Historia y yacimientos arqueológicos
Pocos lugares del mundo acumulan una estratificación histórica tan densa. El Peloponeso fue el corazón de la antigua Esparta y la cuna de la poderosa civilización micénica. Es posible cruzar la Puerta de los Leones en Micenas, recorrer el teatro de Epidauro —extraordinariamente bien conservado y todavía en uso para representaciones escénicas— y pasear entre las ruinas de la antigua Corinto. Mystras, ciudad medieval amurallada declarada Patrimonio de la Humanidad por la UNESCO y asentada sobre el valle del Eurotas, añade un capítulo bizantino a ese relato milenario. Aquí la historia no está encerrada en vitrinas: rodea al visitante por todas partes.
Paisajes y vida al aire libre
El Peloponeso es una región de contrastes marcados. La península de Mani, al sur, presenta un paisaje árido y rocoso jalonado de torres de piedra y una costa brava, mientras que la Argólide, al noreste, ofrece una imagen más apacible, con huertos de cítricos y bahías resguardadas. El monte Taígeto, que se eleva sobre la ciudad de Kalamata, propone rutas de senderismo exigentes y vistas panorámicas sobre el sur del promontorio. Las playas van desde las largas franjas de arena junto a Pilos hasta las calas de guijarros escondidas entre los acantilados del Mani.
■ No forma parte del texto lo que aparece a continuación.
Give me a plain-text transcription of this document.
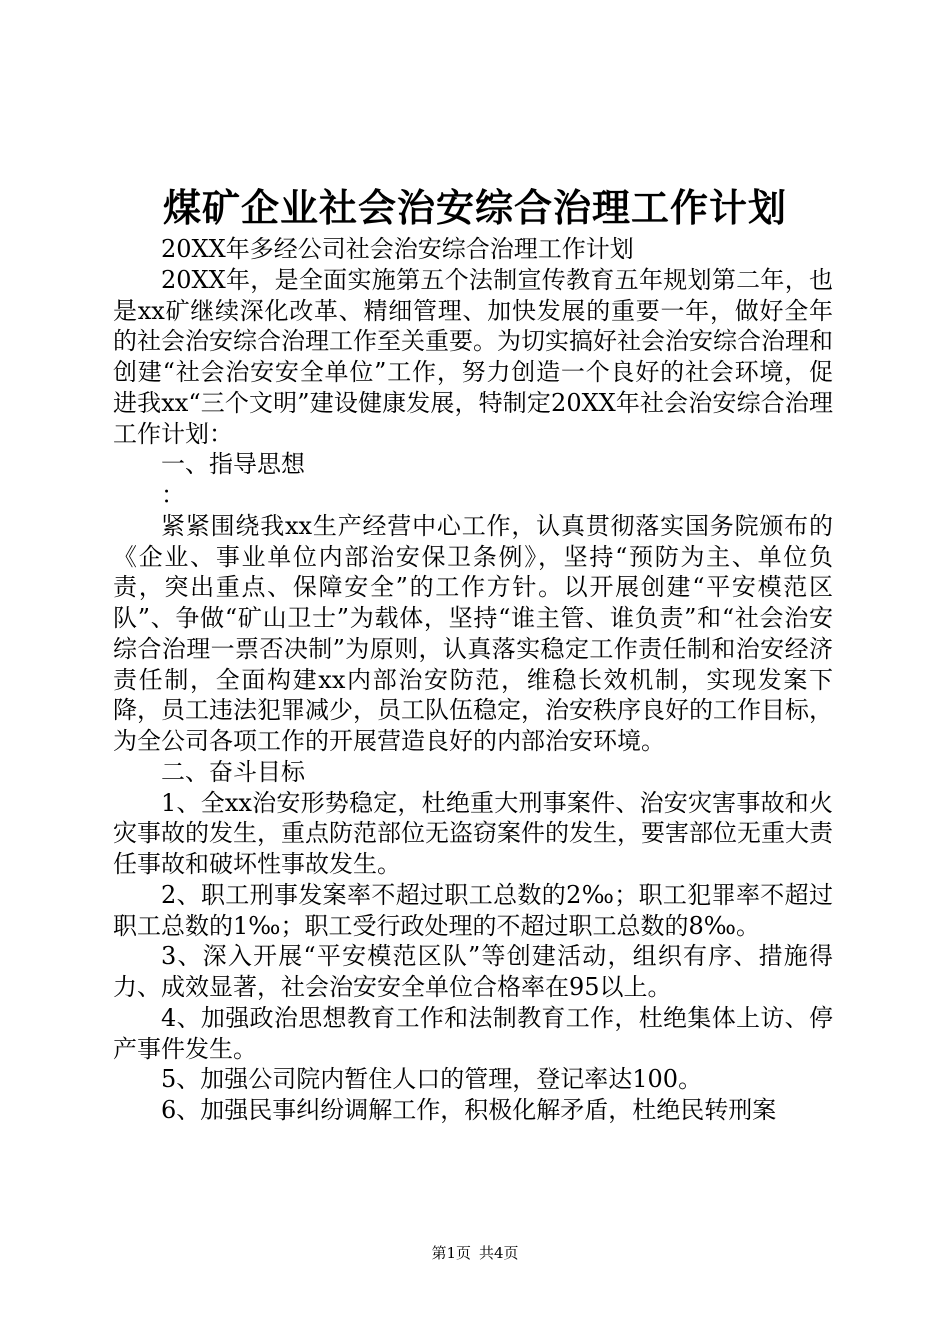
煤矿企业社会治安综合治理工作计划

20XX年多经公司社会治安综合治理工作计划

20XX年，是全面实施第五个法制宣传教育五年规划第二年，也是xx矿继续深化改革、精细管理、加快发展的重要一年，做好全年的社会治安综合治理工作至关重要。为切实搞好社会治安综合治理和创建“社会治安安全单位”工作，努力创造一个良好的社会环境，促进我xx“三个文明”建设健康发展，特制定20XX年社会治安综合治理工作计划：

一、指导思想

：

紧紧围绕我xx生产经营中心工作，认真贯彻落实国务院颁布的《企业、事业单位内部治安保卫条例》，坚持“预防为主、单位负责，突出重点、保障安全”的工作方针。以开展创建“平安模范区队”、争做“矿山卫士”为载体，坚持“谁主管、谁负责”和“社会治安综合治理一票否决制”为原则，认真落实稳定工作责任制和治安经济责任制，全面构建xx内部治安防范，维稳长效机制，实现发案下降，员工违法犯罪减少，员工队伍稳定，治安秩序良好的工作目标，为全公司各项工作的开展营造良好的内部治安环境。

二、奋斗目标

1、全xx治安形势稳定，杜绝重大刑事案件、治安灾害事故和火灾事故的发生，重点防范部位无盗窃案件的发生，要害部位无重大责任事故和破坏性事故发生。

2、职工刑事发案率不超过职工总数的2‰；职工犯罪率不超过职工总数的1‰；职工受行政处理的不超过职工总数的8‰。

3、深入开展“平安模范区队”等创建活动，组织有序、措施得力、成效显著，社会治安安全单位合格率在95以上。

4、加强政治思想教育工作和法制教育工作，杜绝集体上访、停产事件发生。

5、加强公司院内暂住人口的管理，登记率达100。

6、加强民事纠纷调解工作，积极化解矛盾，杜绝民转刑案

第1页 共4页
Gastronomía, vinos y cultura local
Las aceitunas de Kalamata y su aceite de oliva figuran entre los productos más reconocidos de Grecia, y ambos tienen aquí su origen. La región elabora también vinos de carácter, sobre todo bajo la denominación de Nemea, donde la uva Agiorgitiko da tintos con cuerpo y gran versatilidad en la mesa. Las tabernas del Peloponeso sirven cordero cocinado a fuego lento, pescado y marisco frescos, y quesos de la zona que son reflejo de una arraigada tradición agrícola. El ritmo de vida en localidades como Nafplio —ampliamente considerada una de las ciudades con más encanto de Grecia— es pausado y genuinamente hospitalario.
Información práctica
- Cómo llegar: El Peloponeso es accesible en coche o autobús desde Atenas cruzando el canal de Corinto. Kalamata cuenta con aeropuerto internacional con vuelos de temporada.
- Cuándo ir: La primavera (abril–junio) y el otoño (septiembre–octubre) ofrecen temperaturas agradables, menor afluencia de visitantes y condiciones idóneas para el turismo cultural y el senderismo.
- Cómo moverse: Se recomienda encarecidamente alquilar un coche; el transporte público comunica las localidades principales, pero deja fuera muchos de los enclaves rurales más interesantes.
- Bases de exploración: Nafplio, Kalamata y Esparta son puntos de partida muy adecuados para descubrir distintas zonas de la península.
- Moneda: Euro (€). Las tarjetas de crédito se aceptan en la mayoría de hoteles y restaurantes, aunque conviene llevar efectivo para los pueblos más pequeños.